Kinnick won the Heisman in 1939 (Harmon won his in 1940) and, like Harmon, also served in the Caribbean in the military, in Kinnick's case the Navy (via the Naval reserve). And like Harmon, he also suffered a plane crash there. In 1943 his plane, a Wildcat, developed an oil leak, and he had to crash-land in the Caribbean off the coast of Venezuela. Apparently he died on impact and his body was never recovered. Sadly, he was the first Heisman trophy winner to die. Amazing the similarities between Kinnick and Harmon lives up till that point.

Tully Mars

December 30th, 2010 at 2:55 PM ^

Great info!  

It got me reading Tom Harmon's wiki page.  To my delight, I just found out that Harmon was born in a house 4 blocks from my grandparent's house.  Too bad there was a 50 year separation between when the Harmon's moved to Gary and when my Grandparents moved to Rensselaer.
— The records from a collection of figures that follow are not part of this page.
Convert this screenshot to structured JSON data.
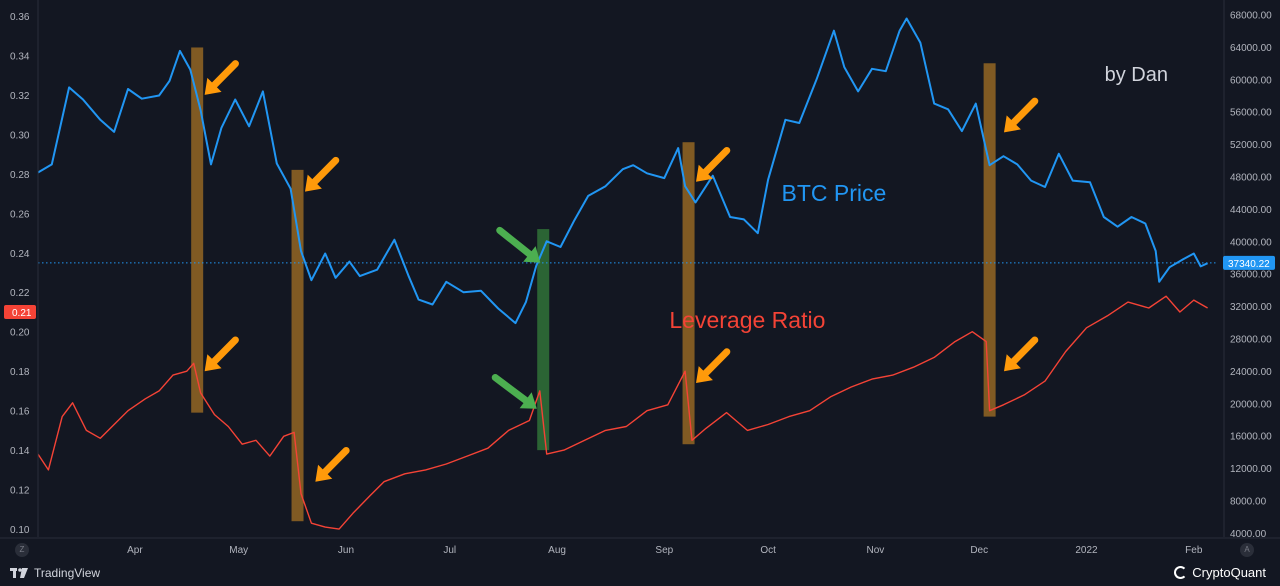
{
  "watermark": "by Dan",
  "brand_left": "TradingView",
  "brand_right": "CryptoQuant",
  "corner_left": "Z",
  "corner_right": "A",
  "colors": {
    "background": "#131722",
    "btc": "#2196f3",
    "leverage": "#f44336",
    "orange_band": "#8a6124",
    "green_band": "#2e6b36",
    "orange_arrow": "#ff9a0a",
    "green_arrow": "#4caf50",
    "axis_text": "#b2b5be",
    "crosshair": "#2196f3"
  },
  "chart_data": {
    "type": "line",
    "x_tick_labels": [
      "Apr",
      "May",
      "Jun",
      "Jul",
      "Aug",
      "Sep",
      "Oct",
      "Nov",
      "Dec",
      "2022",
      "Feb"
    ],
    "x_tick_dates": [
      "2021-04-01",
      "2021-05-01",
      "2021-06-01",
      "2021-07-01",
      "2021-08-01",
      "2021-09-01",
      "2021-10-01",
      "2021-11-01",
      "2021-12-01",
      "2022-01-01",
      "2022-02-01"
    ],
    "xlim": [
      "2021-03-04",
      "2022-02-08"
    ],
    "left_axis": {
      "ylim": [
        0.096,
        0.364
      ],
      "ticks": [
        "0.36",
        "0.34",
        "0.32",
        "0.30",
        "0.28",
        "0.26",
        "0.24",
        "0.22",
        "0.20",
        "0.18",
        "0.16",
        "0.14",
        "0.12",
        "0.10"
      ],
      "current_value_label": "0.21"
    },
    "right_axis": {
      "ylim": [
        3500,
        68800
      ],
      "ticks": [
        "68000.00",
        "64000.00",
        "60000.00",
        "56000.00",
        "52000.00",
        "48000.00",
        "44000.00",
        "40000.00",
        "36000.00",
        "32000.00",
        "28000.00",
        "24000.00",
        "20000.00",
        "16000.00",
        "12000.00",
        "8000.00",
        "4000.00"
      ],
      "current_value_label": "37340.22"
    },
    "series": [
      {
        "name": "BTC Price",
        "axis": "right",
        "points": [
          [
            "2021-03-04",
            48500
          ],
          [
            "2021-03-08",
            49500
          ],
          [
            "2021-03-13",
            59000
          ],
          [
            "2021-03-17",
            57500
          ],
          [
            "2021-03-22",
            55000
          ],
          [
            "2021-03-26",
            53500
          ],
          [
            "2021-03-30",
            58800
          ],
          [
            "2021-04-03",
            57600
          ],
          [
            "2021-04-08",
            58000
          ],
          [
            "2021-04-11",
            59800
          ],
          [
            "2021-04-14",
            63500
          ],
          [
            "2021-04-17",
            61200
          ],
          [
            "2021-04-20",
            56200
          ],
          [
            "2021-04-23",
            49500
          ],
          [
            "2021-04-26",
            54000
          ],
          [
            "2021-04-30",
            57500
          ],
          [
            "2021-05-04",
            54200
          ],
          [
            "2021-05-08",
            58500
          ],
          [
            "2021-05-12",
            49600
          ],
          [
            "2021-05-16",
            46500
          ],
          [
            "2021-05-19",
            38800
          ],
          [
            "2021-05-22",
            35200
          ],
          [
            "2021-05-26",
            38500
          ],
          [
            "2021-05-29",
            35500
          ],
          [
            "2021-06-02",
            37500
          ],
          [
            "2021-06-05",
            35700
          ],
          [
            "2021-06-10",
            36500
          ],
          [
            "2021-06-15",
            40200
          ],
          [
            "2021-06-19",
            35800
          ],
          [
            "2021-06-22",
            32800
          ],
          [
            "2021-06-26",
            32200
          ],
          [
            "2021-06-30",
            35000
          ],
          [
            "2021-07-05",
            33700
          ],
          [
            "2021-07-10",
            33900
          ],
          [
            "2021-07-15",
            31700
          ],
          [
            "2021-07-20",
            29900
          ],
          [
            "2021-07-23",
            32500
          ],
          [
            "2021-07-26",
            37000
          ],
          [
            "2021-07-29",
            40000
          ],
          [
            "2021-08-02",
            39300
          ],
          [
            "2021-08-06",
            42600
          ],
          [
            "2021-08-10",
            45600
          ],
          [
            "2021-08-15",
            46800
          ],
          [
            "2021-08-20",
            48900
          ],
          [
            "2021-08-23",
            49400
          ],
          [
            "2021-08-27",
            48400
          ],
          [
            "2021-09-01",
            47800
          ],
          [
            "2021-09-05",
            51500
          ],
          [
            "2021-09-07",
            46800
          ],
          [
            "2021-09-10",
            44800
          ],
          [
            "2021-09-15",
            48100
          ],
          [
            "2021-09-20",
            43000
          ],
          [
            "2021-09-24",
            42700
          ],
          [
            "2021-09-28",
            41000
          ],
          [
            "2021-10-01",
            47600
          ],
          [
            "2021-10-06",
            55000
          ],
          [
            "2021-10-10",
            54600
          ],
          [
            "2021-10-15",
            60000
          ],
          [
            "2021-10-20",
            66000
          ],
          [
            "2021-10-23",
            61500
          ],
          [
            "2021-10-27",
            58500
          ],
          [
            "2021-10-31",
            61300
          ],
          [
            "2021-11-04",
            61000
          ],
          [
            "2021-11-08",
            66000
          ],
          [
            "2021-11-10",
            67500
          ],
          [
            "2021-11-14",
            64500
          ],
          [
            "2021-11-18",
            57000
          ],
          [
            "2021-11-22",
            56300
          ],
          [
            "2021-11-26",
            53600
          ],
          [
            "2021-11-30",
            57000
          ],
          [
            "2021-12-04",
            49400
          ],
          [
            "2021-12-08",
            50500
          ],
          [
            "2021-12-12",
            49500
          ],
          [
            "2021-12-16",
            47500
          ],
          [
            "2021-12-20",
            46700
          ],
          [
            "2021-12-24",
            50800
          ],
          [
            "2021-12-28",
            47500
          ],
          [
            "2022-01-02",
            47300
          ],
          [
            "2022-01-06",
            43000
          ],
          [
            "2022-01-10",
            41800
          ],
          [
            "2022-01-14",
            43000
          ],
          [
            "2022-01-18",
            42200
          ],
          [
            "2022-01-21",
            38800
          ],
          [
            "2022-01-22",
            35000
          ],
          [
            "2022-01-25",
            36800
          ],
          [
            "2022-01-29",
            37800
          ],
          [
            "2022-02-01",
            38500
          ],
          [
            "2022-02-03",
            36900
          ],
          [
            "2022-02-05",
            37300
          ]
        ]
      },
      {
        "name": "Leverage Ratio",
        "axis": "left",
        "points": [
          [
            "2021-03-04",
            0.138
          ],
          [
            "2021-03-07",
            0.13
          ],
          [
            "2021-03-11",
            0.157
          ],
          [
            "2021-03-14",
            0.164
          ],
          [
            "2021-03-18",
            0.15
          ],
          [
            "2021-03-22",
            0.146
          ],
          [
            "2021-03-26",
            0.153
          ],
          [
            "2021-03-30",
            0.16
          ],
          [
            "2021-04-04",
            0.166
          ],
          [
            "2021-04-08",
            0.17
          ],
          [
            "2021-04-12",
            0.178
          ],
          [
            "2021-04-16",
            0.18
          ],
          [
            "2021-04-18",
            0.184
          ],
          [
            "2021-04-20",
            0.169
          ],
          [
            "2021-04-24",
            0.158
          ],
          [
            "2021-04-28",
            0.152
          ],
          [
            "2021-05-02",
            0.143
          ],
          [
            "2021-05-06",
            0.145
          ],
          [
            "2021-05-10",
            0.137
          ],
          [
            "2021-05-14",
            0.147
          ],
          [
            "2021-05-17",
            0.149
          ],
          [
            "2021-05-19",
            0.118
          ],
          [
            "2021-05-22",
            0.103
          ],
          [
            "2021-05-26",
            0.101
          ],
          [
            "2021-05-30",
            0.1
          ],
          [
            "2021-06-03",
            0.108
          ],
          [
            "2021-06-08",
            0.117
          ],
          [
            "2021-06-12",
            0.124
          ],
          [
            "2021-06-18",
            0.128
          ],
          [
            "2021-06-24",
            0.13
          ],
          [
            "2021-06-30",
            0.133
          ],
          [
            "2021-07-06",
            0.137
          ],
          [
            "2021-07-12",
            0.141
          ],
          [
            "2021-07-18",
            0.15
          ],
          [
            "2021-07-24",
            0.155
          ],
          [
            "2021-07-27",
            0.17
          ],
          [
            "2021-07-29",
            0.138
          ],
          [
            "2021-08-03",
            0.14
          ],
          [
            "2021-08-09",
            0.145
          ],
          [
            "2021-08-15",
            0.15
          ],
          [
            "2021-08-21",
            0.152
          ],
          [
            "2021-08-27",
            0.16
          ],
          [
            "2021-09-02",
            0.163
          ],
          [
            "2021-09-07",
            0.18
          ],
          [
            "2021-09-09",
            0.145
          ],
          [
            "2021-09-13",
            0.151
          ],
          [
            "2021-09-19",
            0.159
          ],
          [
            "2021-09-25",
            0.15
          ],
          [
            "2021-10-01",
            0.153
          ],
          [
            "2021-10-07",
            0.157
          ],
          [
            "2021-10-13",
            0.16
          ],
          [
            "2021-10-19",
            0.167
          ],
          [
            "2021-10-25",
            0.172
          ],
          [
            "2021-10-31",
            0.176
          ],
          [
            "2021-11-06",
            0.178
          ],
          [
            "2021-11-12",
            0.182
          ],
          [
            "2021-11-18",
            0.187
          ],
          [
            "2021-11-24",
            0.195
          ],
          [
            "2021-11-29",
            0.2
          ],
          [
            "2021-12-03",
            0.195
          ],
          [
            "2021-12-04",
            0.16
          ],
          [
            "2021-12-08",
            0.163
          ],
          [
            "2021-12-14",
            0.168
          ],
          [
            "2021-12-20",
            0.175
          ],
          [
            "2021-12-26",
            0.19
          ],
          [
            "2022-01-01",
            0.202
          ],
          [
            "2022-01-07",
            0.208
          ],
          [
            "2022-01-13",
            0.215
          ],
          [
            "2022-01-19",
            0.212
          ],
          [
            "2022-01-24",
            0.218
          ],
          [
            "2022-01-28",
            0.21
          ],
          [
            "2022-02-01",
            0.216
          ],
          [
            "2022-02-05",
            0.212
          ]
        ]
      }
    ],
    "highlight_bands": [
      {
        "color": "orange",
        "date": "2021-04-19",
        "ylim_left": [
          0.159,
          0.344
        ]
      },
      {
        "color": "orange",
        "date": "2021-05-18",
        "ylim_left": [
          0.104,
          0.282
        ]
      },
      {
        "color": "green",
        "date": "2021-07-28",
        "ylim_left": [
          0.14,
          0.252
        ]
      },
      {
        "color": "orange",
        "date": "2021-09-08",
        "ylim_left": [
          0.143,
          0.296
        ]
      },
      {
        "color": "orange",
        "date": "2021-12-04",
        "ylim_left": [
          0.157,
          0.336
        ]
      }
    ],
    "arrows": [
      {
        "color": "orange",
        "date": "2021-04-20",
        "left_value": 0.32,
        "target": "BTC Price"
      },
      {
        "color": "orange",
        "date": "2021-04-20",
        "left_value": 0.18,
        "target": "Leverage Ratio"
      },
      {
        "color": "orange",
        "date": "2021-05-19",
        "left_value": 0.271,
        "target": "BTC Price"
      },
      {
        "color": "orange",
        "date": "2021-05-22",
        "left_value": 0.124,
        "target": "Leverage Ratio"
      },
      {
        "color": "green",
        "date": "2021-07-26",
        "left_value": 0.235,
        "target": "BTC Price"
      },
      {
        "color": "green",
        "date": "2021-07-25",
        "left_value": 0.161,
        "target": "Leverage Ratio"
      },
      {
        "color": "orange",
        "date": "2021-09-09",
        "left_value": 0.276,
        "target": "BTC Price"
      },
      {
        "color": "orange",
        "date": "2021-09-09",
        "left_value": 0.174,
        "target": "Leverage Ratio"
      },
      {
        "color": "orange",
        "date": "2021-12-07",
        "left_value": 0.301,
        "target": "BTC Price"
      },
      {
        "color": "orange",
        "date": "2021-12-07",
        "left_value": 0.18,
        "target": "Leverage Ratio"
      }
    ],
    "annotations": [
      {
        "text": "BTC Price",
        "color": "btc",
        "date": "2021-10-20",
        "right_value": 45000
      },
      {
        "text": "Leverage Ratio",
        "color": "leverage",
        "date": "2021-09-25",
        "left_value": 0.202
      }
    ],
    "crosshair_right_value": 37340.22,
    "grid": false
  }
}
It's still pretty cool to know I've been right by the spot where Ol' 98 was born!

jmblue

December 30th, 2010 at 4:03 PM ^

Attached you’ll find photos I have scanned of that fateful time where Lt. Harmon crashed in the jungles of then French Guyana (now Surinam).

French Guiana is actually still French Guiana.  (Florent Malouda, the great French soccer player, is from there.)  It was actually Dutch Guiana that is now the country of Surinam.

Anyway, my OCD tendencies aside - awesome story.

25Mitchell

June 4th, 2012 at 7:52 AM ^

I just joined this site and in searching came across a blog of Tom Harmons B-25. There were photos posted by Richard LeSesne and I wonder if he is still out there on nthe blog. My grandfather flew B-25s in the same area for awhile and I have his logbooks with the serial numbers of the B-25s he flew and I was wondering if I could get a larger scan of the photo of the three flying B-25s to see if I could read the tail serial numbers to see if any of them were aircraft my grandfather flew. A long shot but I might as well ask. Thanks.